As she spoke a sudden pang of utter weariness and longing seized him. A rush of the boyish malady of homesickness, concentrated from all the dreary months of his long absence, and none the less poignant because it was involuntary. The wide, cool, shadowy halls of his mother's house, always aglow with blossoms and haunted with their odors, all the superficial lotus-charm of Southern life—and he had lived it superficially enough to catch all its poetry rose before him. It caught away his breath and choked sudden tears into his eyes. Came and went like a flash—for before she had done speaking a sudden new bond of sympathy put away the stranger forevermore, and he was no longer alone.

'Then you are Southern born too,' he said, with a quick step forward, and involuntarily outstretched hand. Hers dropped into it.

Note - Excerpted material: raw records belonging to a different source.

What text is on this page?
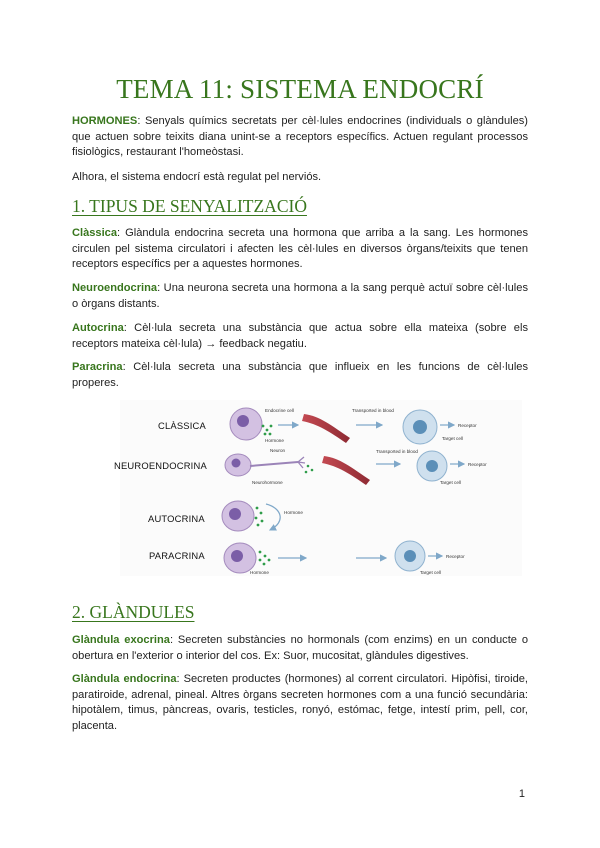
TEMA 11: SISTEMA ENDOCRÍ

HORMONES: Senyals químics secretats per cèl·lules endocrines (individuals o glàndules) que actuen sobre teixits diana unint-se a receptors específics. Actuen regulant processos fisiològics, restaurant l'homeòstasi.

Alhora, el sistema endocrí està regulat pel nerviós.

1. TIPUS DE SENYALITZACIÓ

Clàssica: Glàndula endocrina secreta una hormona que arriba a la sang. Les hormones circulen pel sistema circulatori i afecten les cèl·lules en diversos òrgans/teixits que tenen receptors específics per a aquestes hormones.

Neuroendocrina: Una neurona secreta una hormona a la sang perquè actuï sobre cèl·lules o òrgans distants.

Autocrina: Cèl·lula secreta una substància que actua sobre ella mateixa (sobre els receptors mateixa cèl·lula) → feedback negatiu.

Paracrina: Cèl·lula secreta una substància que influeix en les funcions de cèl·lules properes.

CLÀSSICA
NEUROENDOCRINA
AUTOCRINA
PARACRINA
Endocrine cell
Hormone
Transported in blood
Receptor
Target cell
Neuron
Neurohormone
Transported in blood
Receptor
Target cell
Hormone
Hormone
Receptor
Target cell
2. GLÀNDULES

Glàndula exocrina: Secreten substàncies no hormonals (com enzims) en un conducte o obertura en l'exterior o interior del cos. Ex: Suor, mucositat, glàndules digestives.

Glàndula endocrina: Secreten productes (hormones) al corrent circulatori. Hipòfisi, tiroide, paratiroide, adrenal, pineal. Altres òrgans secreten hormones com a una funció secundària: hipotàlem, timus, pàncreas, ovaris, testicles, ronyó, estómac, fetge, intestí prim, pell, cor, placenta.

1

'Yes, I am hardly acclimated yet. I shiver under these pale Northern skies from August till June. O my Louisiana, you never made 'life a burden' with such dark, chill days, and sobbing, cruel winds!' She turned to the windows. A sudden uncontrollable quaver of impatience and longing ran through her speech and hurried the words with unusual vehemence.

'I thought you must have liked the day, since you robed yourself in its haze and mist.' He laid his hand lightly on her gray drapery with reverent touch.

'And I thought my carnations would redeem that. Since they didn't—'and she tossed the whole bright, spicy handful on the table.

In a vase on the mantle, gray, passionate, odorous blooms were massed loosely about a cluster of fragile, intense day lilies, and a dash of purple and crimson trailed with the fuchsias over its edge, and gleamed up from the white marble ledge. He went to the vase, shook out the fuchsias, and laid the residue in her lap.

'Heliotrope, finally,' he said.

She brushed it lightly away with a half shudder.

'Not that. I don't like heliotrope. Its perfume is heart-breaking, hopeless. It belongs in coffins, about still, dead faces. If it had a voice, we should hear continual moans. It would be no worse than this, though.'

'You will wear the lilies then, unless the heliotrope scent clings to them too,' he said, gathering up the obnoxious flowers.